Reshaping a new world order

April 12, 2011 - 0:0

It was supposed to be a new world order, the emerging powers making their presence felt even as the old and tired West relieves itself of the responsibility to maintain global order.   But if the debate on Libya is anything to go by, the new world order resembles the old one – the established powers still try to shoulder most of the responsibility of maintaining global order while the emerging powers shirk duties as global stakeholders.

China, India, Russia and Brazil – their rise supposedly underpins the shifting global balance of power – abstained on the resolution authorizing a no-fly zone over Libya and “all necessary measures” for protecting civilians there from Colonel Muammar Gaddafi’s forces.
China’s permanent representative to the UN, Li Baodong, argued that his country supports the “UN Security Council’s adoption of appropriate and necessary action to stabilize as soon as possible the situation in Libya and to halt acts of violence against civilians,” but “China has serious difficulty with parts of the resolution.” Vitaly Churkin, Russian envoy to the UN, warned “outside forces” could destabilize the region and described the resolution as “unfortunate and regrettable.”
Arguing that Russia did not veto the resolution as it was “guided by the necessity to protect civilians and by general humanitarian values,” Churkin suggested that responsibility for inevitable consequences would be borne by those who resorted to such actions.
Russian Prime Minister Vladimir Putin likened the Security Council resolution on Libya to a medieval crusade call. While expressing her nation’s deep concern and underlining that Brazil stood in solidarity with movements in the region expressing legitimate demands for better governance, Maria Luiza Riberio Viotti, Brazil’s UN representative, noted that the measures contemplated in the resolution went beyond that call and might exacerbate tensions on the ground.
These reservations echo the standard policies of these states since the 1990s if not before. China, Russia, Brazil, and India and many others favor a multi-polar world order where U.S. domination remains constrained by other “poles” in the system.
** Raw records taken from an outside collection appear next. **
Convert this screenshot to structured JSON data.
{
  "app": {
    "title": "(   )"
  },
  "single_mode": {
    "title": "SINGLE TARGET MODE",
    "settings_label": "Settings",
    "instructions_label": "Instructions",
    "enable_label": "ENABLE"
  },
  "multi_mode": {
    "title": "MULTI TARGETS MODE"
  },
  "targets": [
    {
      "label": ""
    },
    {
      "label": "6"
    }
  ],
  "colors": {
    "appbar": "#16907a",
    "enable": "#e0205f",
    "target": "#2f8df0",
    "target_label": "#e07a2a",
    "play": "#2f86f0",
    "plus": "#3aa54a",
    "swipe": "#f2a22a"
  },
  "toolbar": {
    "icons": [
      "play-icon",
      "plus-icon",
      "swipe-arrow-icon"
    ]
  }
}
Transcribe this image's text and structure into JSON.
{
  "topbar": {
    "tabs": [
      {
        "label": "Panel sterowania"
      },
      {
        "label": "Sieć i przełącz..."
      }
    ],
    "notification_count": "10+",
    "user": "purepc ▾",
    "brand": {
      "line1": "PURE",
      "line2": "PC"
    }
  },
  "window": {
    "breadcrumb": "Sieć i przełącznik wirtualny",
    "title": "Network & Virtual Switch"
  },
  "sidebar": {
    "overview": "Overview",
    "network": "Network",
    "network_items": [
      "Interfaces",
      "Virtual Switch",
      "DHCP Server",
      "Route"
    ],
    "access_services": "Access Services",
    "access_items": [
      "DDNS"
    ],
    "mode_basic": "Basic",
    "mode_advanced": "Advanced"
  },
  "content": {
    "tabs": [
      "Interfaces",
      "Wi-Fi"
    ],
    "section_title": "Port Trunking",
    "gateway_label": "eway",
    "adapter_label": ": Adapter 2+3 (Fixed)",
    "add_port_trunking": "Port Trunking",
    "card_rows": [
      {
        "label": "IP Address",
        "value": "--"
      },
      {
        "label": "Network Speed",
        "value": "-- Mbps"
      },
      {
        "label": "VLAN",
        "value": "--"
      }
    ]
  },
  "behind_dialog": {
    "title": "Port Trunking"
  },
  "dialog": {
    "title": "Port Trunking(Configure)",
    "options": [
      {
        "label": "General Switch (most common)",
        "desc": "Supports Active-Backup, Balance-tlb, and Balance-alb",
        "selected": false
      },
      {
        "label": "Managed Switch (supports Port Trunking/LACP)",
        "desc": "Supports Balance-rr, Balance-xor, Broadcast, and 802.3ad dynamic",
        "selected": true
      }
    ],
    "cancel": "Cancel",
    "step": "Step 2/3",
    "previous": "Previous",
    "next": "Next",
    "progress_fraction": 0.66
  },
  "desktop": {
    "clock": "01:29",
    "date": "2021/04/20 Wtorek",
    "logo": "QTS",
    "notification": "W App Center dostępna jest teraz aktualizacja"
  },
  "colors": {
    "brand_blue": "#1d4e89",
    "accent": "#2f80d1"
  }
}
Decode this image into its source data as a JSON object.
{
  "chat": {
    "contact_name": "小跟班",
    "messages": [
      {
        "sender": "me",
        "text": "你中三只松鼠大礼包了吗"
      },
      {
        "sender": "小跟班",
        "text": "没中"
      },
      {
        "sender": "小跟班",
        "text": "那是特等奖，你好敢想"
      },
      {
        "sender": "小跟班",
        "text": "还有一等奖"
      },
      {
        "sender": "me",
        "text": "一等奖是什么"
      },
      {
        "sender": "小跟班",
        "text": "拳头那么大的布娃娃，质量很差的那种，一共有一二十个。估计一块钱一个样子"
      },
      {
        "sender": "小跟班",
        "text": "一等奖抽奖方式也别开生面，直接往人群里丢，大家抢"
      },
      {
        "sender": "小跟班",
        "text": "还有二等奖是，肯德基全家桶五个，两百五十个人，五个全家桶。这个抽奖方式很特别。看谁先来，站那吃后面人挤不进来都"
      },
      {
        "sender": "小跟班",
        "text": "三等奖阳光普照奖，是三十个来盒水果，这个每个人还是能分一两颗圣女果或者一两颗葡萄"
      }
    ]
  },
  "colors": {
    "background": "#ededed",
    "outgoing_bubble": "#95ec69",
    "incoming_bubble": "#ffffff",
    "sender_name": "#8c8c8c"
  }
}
They zealously guard their national sovereignty, wary of U.S. attempts to interfere in what they see as domestic affairs of other states, be it Serbia, Kosovo or Iraq.
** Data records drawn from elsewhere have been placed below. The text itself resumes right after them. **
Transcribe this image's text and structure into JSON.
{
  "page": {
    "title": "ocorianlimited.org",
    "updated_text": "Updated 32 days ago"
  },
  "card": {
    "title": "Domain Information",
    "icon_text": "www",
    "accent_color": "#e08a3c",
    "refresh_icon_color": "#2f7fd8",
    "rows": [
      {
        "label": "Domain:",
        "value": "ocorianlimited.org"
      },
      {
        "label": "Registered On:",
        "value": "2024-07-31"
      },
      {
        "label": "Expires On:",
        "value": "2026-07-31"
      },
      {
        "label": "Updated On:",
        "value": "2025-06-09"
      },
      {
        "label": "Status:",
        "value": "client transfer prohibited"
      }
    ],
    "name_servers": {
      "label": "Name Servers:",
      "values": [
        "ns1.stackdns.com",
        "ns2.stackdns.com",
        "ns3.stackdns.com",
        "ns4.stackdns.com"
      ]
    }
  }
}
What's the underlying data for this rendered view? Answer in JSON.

They took strong exception to the U.S. air strikes on Iraq in 1998, the U.S.-led air campaign against Yugoslavia in 1999, and more recently the U.S. campaign against Saddam Hussein, with Moscow, Beijing and New Delhi arguing that these violated the sovereignty of countries and undermined UN authority.
These states tend to share an interest in resisting interventionist foreign-policy doctrines emanating from the West, displaying conservative attitudes on the prerogatives of sovereignty. As such, they have repeatedly expressed concern about the U.S. use of military power around the world – a continuation of the desire of to oppose what a French diplomat had termed U.S. hyperpuissance since the end of the Cold War.
But now the West is in retreat facing an economic onslaught from emerging powers. The case of Libya should have been relatively easy for these emerging powers to navigate. The western response came as the Libyan leader threatened to launch a final attack to push out rebels from Benghazi, the nation’s second largest city.
------Debate on Libya
The debate on Libya once again underlines that, despite the hyperbole about the decline of the West and the rise of the rest, the “rest” are not ready to take on roles as global powers. The emerging powers are yet to articulate a world vision that provides an alternative to the western-designed global order.
They have yet to review the concept of sovereignty in a globally interconnected world where a government’s brutal repression of its citizens is instantaneously broadcast around the world, raising questions of moral responsibility for fellow human beings separated by state borders. Opposing every move by the West is easy. Criticizing from the sidelines is even easier. Offering a credible alternative is the real test of global leadership of the rising powers.
The powers approaches differ. In China’s and Russia’s case, abstention actually meant a yes as their veto would have killed any UN action. That they abstained meant that they’re willing to let the West proceed against Libya, albeit with limits. Moreover, they’re non-democracies, so they can’t be expected to champion democratic aspirations of the Arab street. The actions of India and Brazil, however, underline the real challenges of the emerging global order.
As a consequence, India and Brazil look most uncertain on the Libyan conflict. No one knows where they stand. This is a time of great tumult in the Middle East, testing the international community’s resolve to tackle the region’s most difficult issues.
All global powers struggle with tough choices as they try to strike a balance between their values and strategic interests in crafting a response.
But so far, the emerging powers are not ready to answer the tough questions about their global priorities. The BRICs have yet to develop a coherent philosophy on citizen’s rights and role of sovereign states in an interconnected world.
By refraining from offering a credible alternative, the emerging powers ensure that the responsibility to protect humans from mass atrocities remains a western responsibility, not international responsibility.
Clearly, this is an ineffective approach to deal with issues of human rights and state sovereignty. For all the talk of new powers on the global stage, they’ll remain largely peripheral in shaping global discourse and events.